Our business is one of licensing intellectual property. We're licensing patents and other intellectual property like trademarks that would be helpful to a company coming into this space. We also assist companies under a standard fee arrangement, so this licensing is one where we are charging a single-digit basis point fee to the fund, based on AUM. So, there's no front end cost for a company to get into this business, in terms of there being no front end licensing fee. The funds themselves will pay a fee to NextShares solutions based on assets once they're up and running, and successful.

There are a dozen companies at this point, including Eaton Vance, that have entered into preliminary agreements with NextShares and have filed for and received exemptive relief - so permission to offer NextShares, and we expect that that list will grow. We are in talks with numerous fund companies currently - some large to mid-sized firms - that have expressed interest in offering NextShares.

But what is mainly the next milestone that will be important in all of this will be expansion of distribution. So, NextShares are currently offered today at Folio Investing and Folio Institutional, but we are in talks with other broker dealers about expanding that universe of broker dealers where NextShares could be offered. We've had companies tell us that as they see distribution materialize, they will be interested in the NextShares consortium. So, we are anticipating seeing more broker-dealers coming on in 2016 and more asset managers joining the effort to bring NextShares to market.

Why should managers get into the NextShares business, and what kind of costs would be required?

I think we have very solid firsthand knowledge of this currently after working with Eaton Vance to see the first fund list in trade.

Without putting a hard number on it, the cost for doing this is very similar to the cost a fund sponsor would incur in getting into the ETF business because there are a tremendous number of commonalities between offering NextShares and offering an ETF. The principle difference is, in an ETF, when you expose a basket to the market every day; it needs to be a pro rata slice of your fund holdings. When a NextShares portfolio exposes its basket to the market there is no such requirement, so determinations need to be made about what to include in the basket.

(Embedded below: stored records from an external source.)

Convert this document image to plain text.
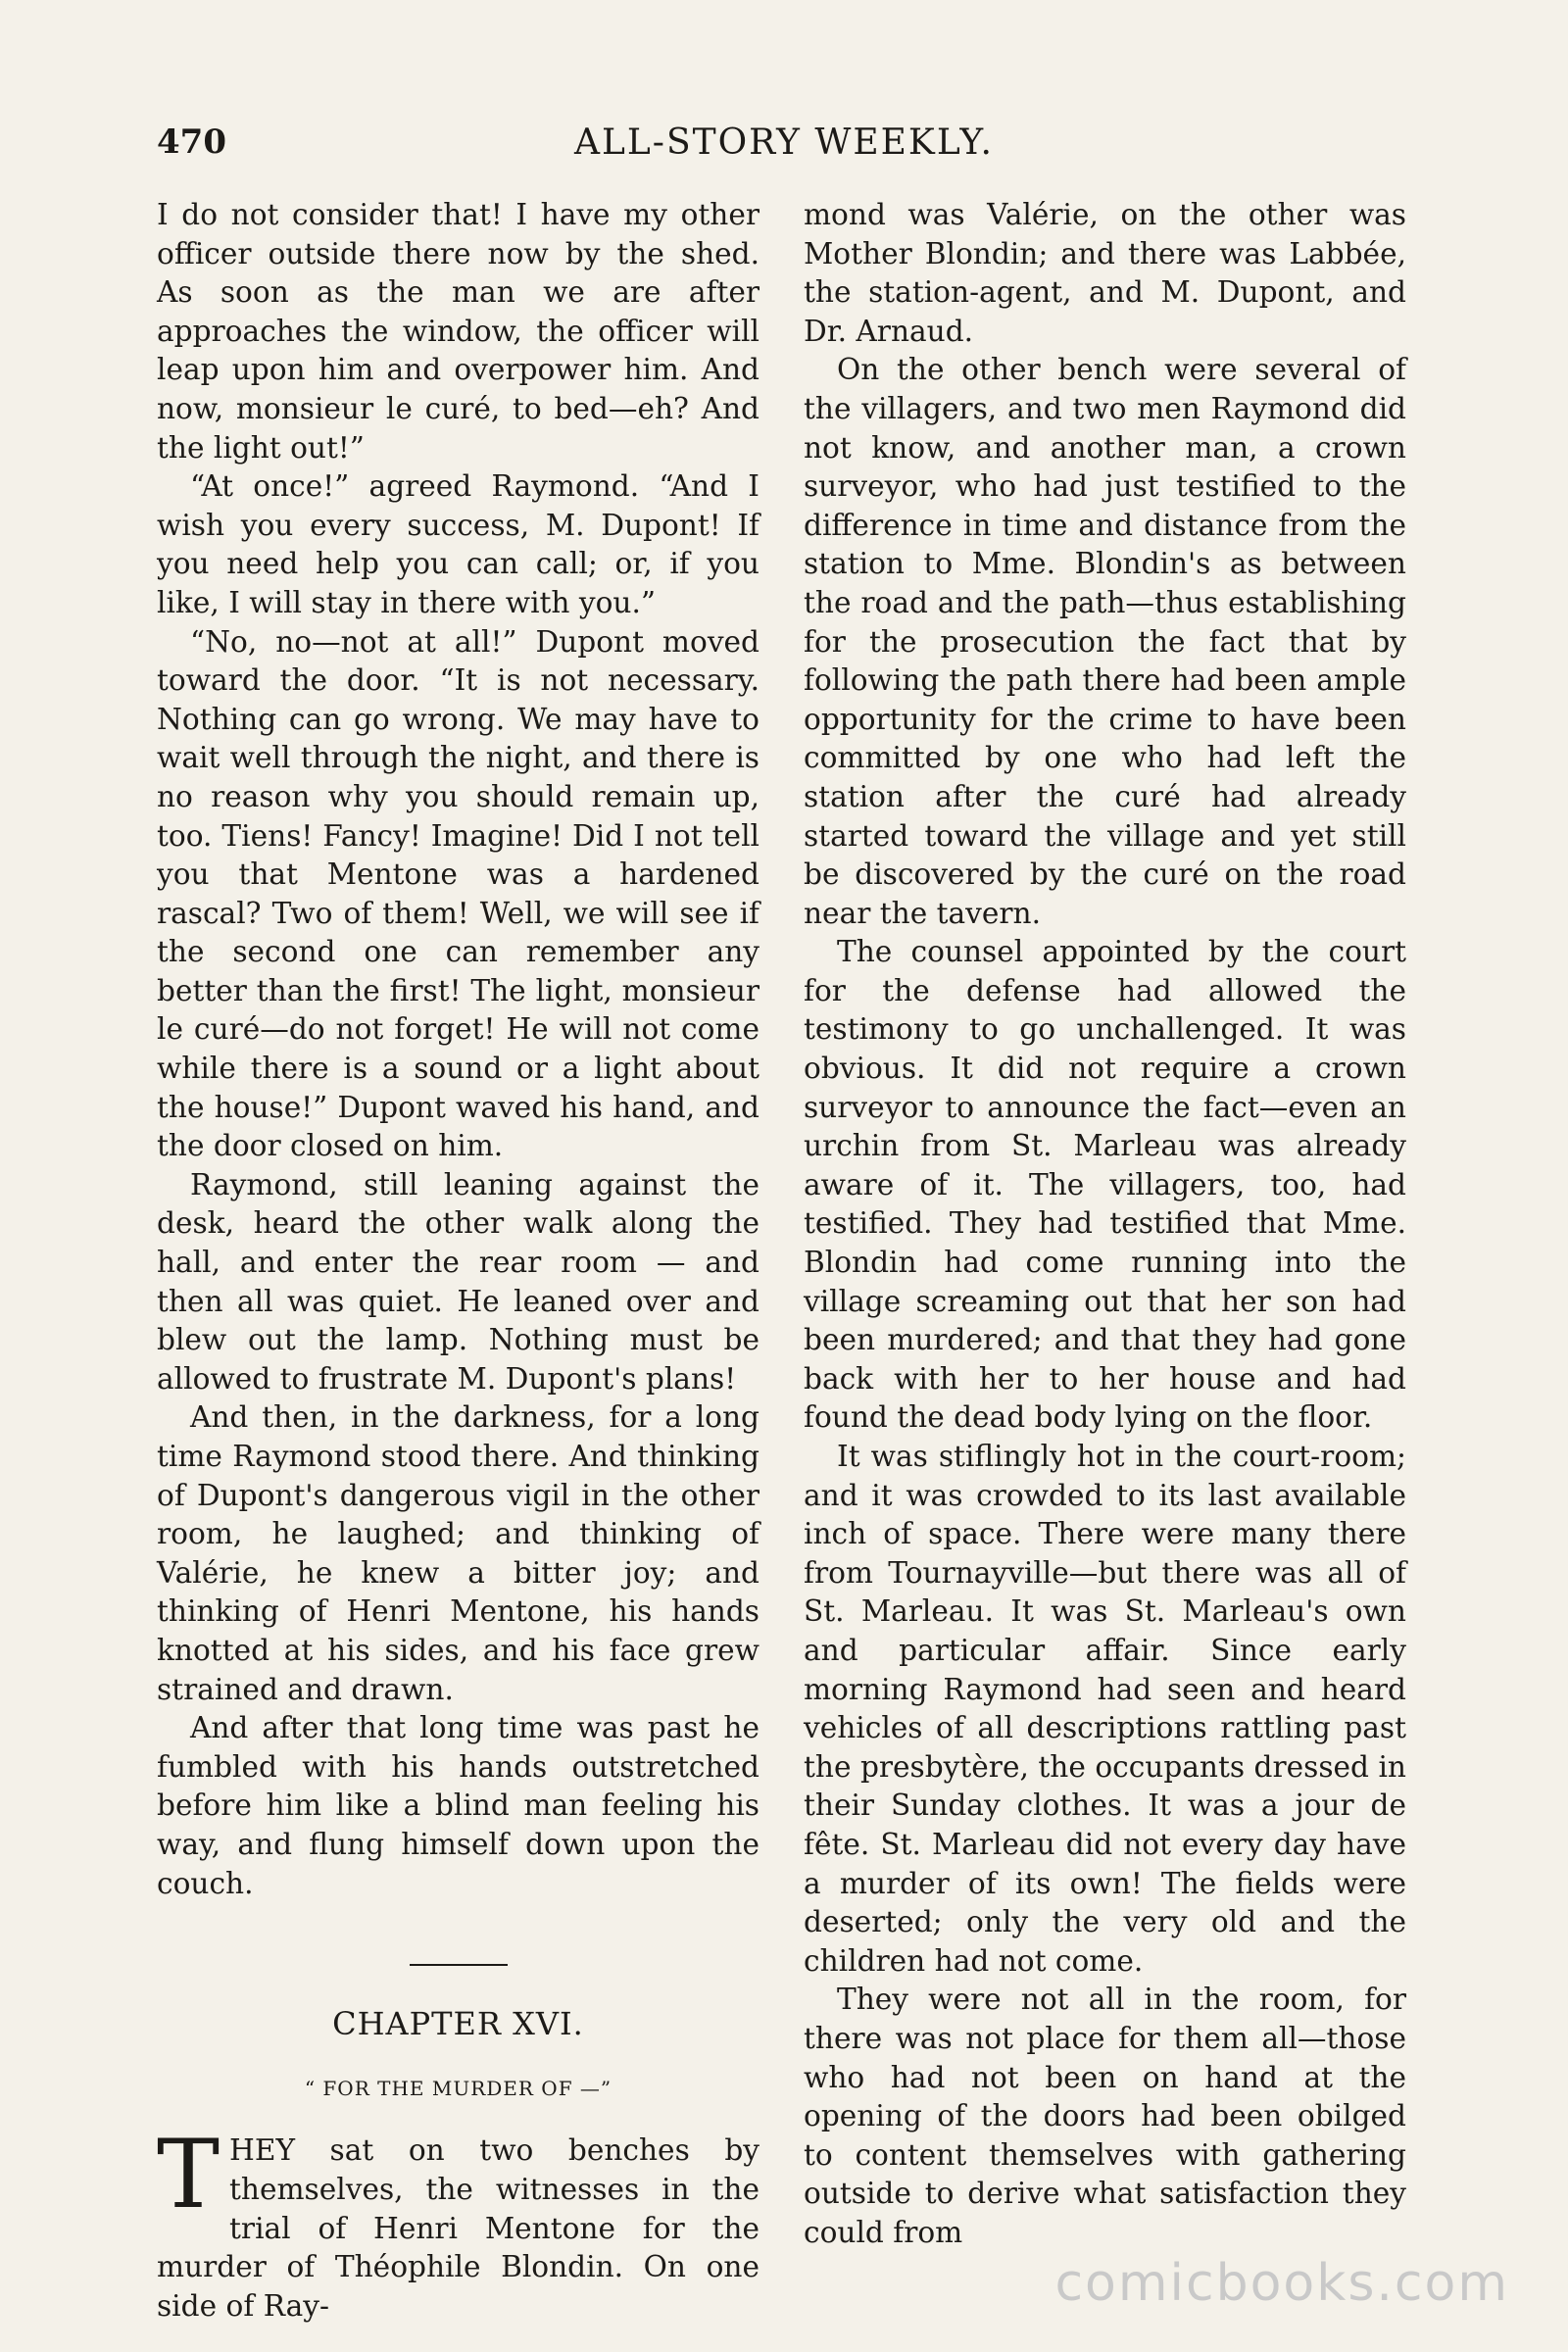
470	ALL-STORY WEEKLY.

I do not consider that! I have my other officer outside there now by the shed. As soon as the man we are after approaches the window, the officer will leap upon him and overpower him. And now, monsieur le curé, to bed—eh? And the light out!”

“At once!” agreed Raymond. “And I wish you every success, M. Dupont! If you need help you can call; or, if you like, I will stay in there with you.”

“No, no—not at all!” Dupont moved toward the door. “It is not necessary. Nothing can go wrong. We may have to wait well through the night, and there is no reason why you should remain up, too. Tiens! Fancy! Imagine! Did I not tell you that Mentone was a hardened rascal? Two of them! Well, we will see if the second one can remember any better than the first! The light, monsieur le curé—do not forget! He will not come while there is a sound or a light about the house!” Dupont waved his hand, and the door closed on him.

Raymond, still leaning against the desk, heard the other walk along the hall, and enter the rear room — and then all was quiet. He leaned over and blew out the lamp. Nothing must be allowed to frustrate M. Dupont's plans!

And then, in the darkness, for a long time Raymond stood there. And thinking of Dupont's dangerous vigil in the other room, he laughed; and thinking of Valérie, he knew a bitter joy; and thinking of Henri Mentone, his hands knotted at his sides, and his face grew strained and drawn.

And after that long time was past he fumbled with his hands outstretched before him like a blind man feeling his way, and flung himself down upon the couch.

CHAPTER XVI.
“ FOR THE MURDER OF —”

THEY sat on two benches by themselves, the witnesses in the trial of Henri Mentone for the murder of Théophile Blondin. On one side of Ray-

mond was Valérie, on the other was Mother Blondin; and there was Labbée, the station-agent, and M. Dupont, and Dr. Arnaud.

On the other bench were several of the villagers, and two men Raymond did not know, and another man, a crown surveyor, who had just testified to the difference in time and distance from the station to Mme. Blondin's as between the road and the path—thus establishing for the prosecution the fact that by following the path there had been ample opportunity for the crime to have been committed by one who had left the station after the curé had already started toward the village and yet still be discovered by the curé on the road near the tavern.

The counsel appointed by the court for the defense had allowed the testimony to go unchallenged. It was obvious. It did not require a crown surveyor to announce the fact—even an urchin from St. Marleau was already aware of it. The villagers, too, had testified. They had testified that Mme. Blondin had come running into the village screaming out that her son had been murdered; and that they had gone back with her to her house and had found the dead body lying on the floor.

It was stiflingly hot in the court-room; and it was crowded to its last available inch of space. There were many there from Tournayville—but there was all of St. Marleau. It was St. Marleau's own and particular affair. Since early morning Raymond had seen and heard vehicles of all descriptions rattling past the presbytère, the occupants dressed in their Sunday clothes. It was a jour de fête. St. Marleau did not every day have a murder of its own! The fields were deserted; only the very old and the children had not come.

They were not all in the room, for there was not place for them all—those who had not been on hand at the opening of the doors had been obilged to content themselves with gathering outside to derive what satisfaction they could from

comicbooks.com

I would say part of our role at NextShares is working with Eaton Vance and then working with all the other fund sponsors to ensure that the basket operation process, and every other aspect of this, would be implemented in a way that is efficient, minimizes costs and makes sense for their business. So, that's an important part of the service that we provide to our clients; to be in a position to assist them in that process.

Where do you anticipate seeing NextShares this time next year?

If we are as successful as we plan to be, we will see a broad range of broker-dealers and fund companies offering their best investment strategies in the NextShares structure.

One important piece of this is because NextShares are compatible with all asset classes, a fund company can offer any of their existing strategies in this structure without limitations. So, as Eaton Vance says it plans to introduce an income fund and a global fund later in the month of March, and looking out a year, we would expect to see a broad range of funds at Eaton Vance and other asset managers offered by a broad range of broker dealers.

There are some 80 funds that have been referenced in exemptive relief filings by the dozen companies that are members of the NextShares consortium, and we anticipate some of those firms will begin filing registration statements for their own funds in the coming weeks to months.